A few odds and ends on the culture trail:
* How many of you read this quote in the New York Times Magazine from Supreme Court Justice Ruth Bader Ginsberg, or heard any coverage of it: “Frankly, I had thought that at the time Roe v. Wade was decided, there was concern about population growth and particularly growth in populations that we don’t want to have too many of.” No mention of whether or not she approves of eugenics or condones abortion as a primary means of controlling “undesirables”. Of course, eugenics has a long history in the U. S., having been supported by Justice Oliver Wendell Holmes in a famous case before the Supreme Court, and it was a major factor in Margaret Sanger’s rationale for founding Planned Parenthood as well as those who supported approval for RU-486, the abortion pill, in the early 1990’s. The abortion on demand for any reason crowd doesn’t like to be reminded of this inconvenient history. Incidentally, Hillary Clinton was in Houston recently to receive Planned Parenthood’s highest honor, the Margaret Sanger Award.
* Last month I mentioned that Houston Mayor Bill White has been dealing with the police officers’ union over the implementation of the new “287g program” that calls for specialized data and training in screening for illegal immigrants among persons held in detention by municipal authorities. This will no doubt be a significant issue in Houston’s upcoming city election. Meanwhile, The Houston Chronicle takes issue with the use of this program “in a city with hundreds of thousands of undocumented residents, most of them law-abiding………..whose only crime is to be here illegally”. Am I missing something here? Thankfully, Congressman Lamar Smith, co-sponsor of the bill creating 287g, has written the Chronicle to make clear that legislative intent is definitely not to be selective in enforcement.

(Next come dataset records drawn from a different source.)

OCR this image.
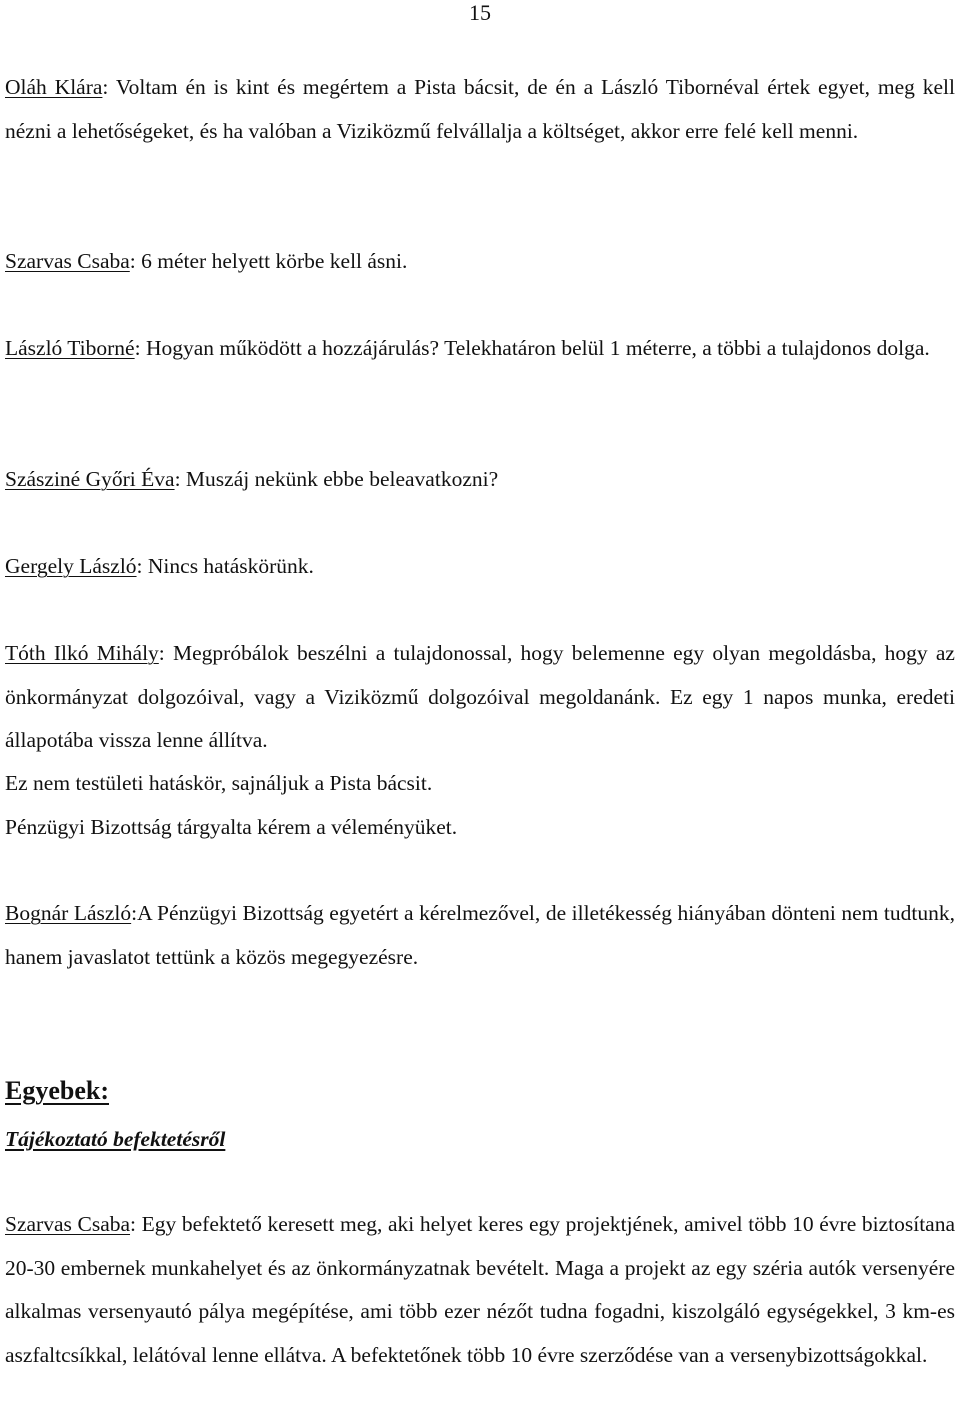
15
Oláh Klára: Voltam én is kint és megértem a Pista bácsit, de én a László Tibornéval értek egyet, meg kell nézni a lehetőségeket, és ha valóban a Viziközmű felvállalja a költséget, akkor erre felé kell menni.
Szarvas Csaba: 6 méter helyett körbe kell ásni.
László Tiborné: Hogyan működött a hozzájárulás? Telekhatáron belül 1 méterre, a többi a tulajdonos dolga.
Szásziné Győri Éva: Muszáj nekünk ebbe beleavatkozni?
Gergely László: Nincs hatáskörünk.
Tóth Ilkó Mihály: Megpróbálok beszélni a tulajdonossal, hogy belemenne egy olyan megoldásba, hogy az önkormányzat dolgozóival, vagy a Viziközmű dolgozóival megoldanánk. Ez egy 1 napos munka, eredeti állapotába vissza lenne állítva.
Ez nem testületi hatáskör, sajnáljuk a Pista bácsit.
Pénzügyi Bizottság tárgyalta kérem a véleményüket.
Bognár László:A Pénzügyi Bizottság egyetért a kérelmezővel, de illetékesség hiányában dönteni nem tudtunk, hanem javaslatot tettünk a közös megegyezésre.
Egyebek:
Tájékoztató befektetésről
Szarvas Csaba: Egy befektető keresett meg, aki helyet keres egy projektjének, amivel több 10 évre biztosítana 20-30 embernek munkahelyet és az önkormányzatnak bevételt. Maga a projekt az egy széria autók versenyére alkalmas versenyautó pálya megépítése, ami több ezer nézőt tudna fogadni, kiszolgáló egységekkel, 3 km-es aszfaltcsíkkal, lelátóval lenne ellátva. A befektetőnek több 10 évre szerződése van a versenybizottságokkal.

* I was very disappointed to see the announcement that David Boies and Ted Olson have taken the case to challenge California Proposition 8, the law approved by the voters to ban same sex marriage, particularly in the case of Ted Olson, for whom I had the utmost respect as a rule of law traditionalist until now. In their explanation, it seems that these two high-profile attorneys can offer no reason other than bigotry or fundamentalist religious doctrine for opposition to same sex marriage, a tactic that would define all traditional morality under natural law as mere prejudice. More on this later; I will only suggest that if Messrs. Boies and Olson believe that the right to marry is as fundamental as they allow, what is to prevent more than two individuals to form a marriage union? And from there the imagination proceeds unchecked.
* Finally, I was struck by a recent letter to the editor from a Houston woman protesting the reference to abortion in a previous letter as “immoral”. She suggests that it is not up to the writer to define morality, and that “a choice that a woman makes about terminating her own pregnancy is not a matter for society to judge. It is her own personal decision and morality doesn’t enter into it.” If this isn’t very close to the ultimate in nihilism and moral relativism, I hope I don’t encounter what is.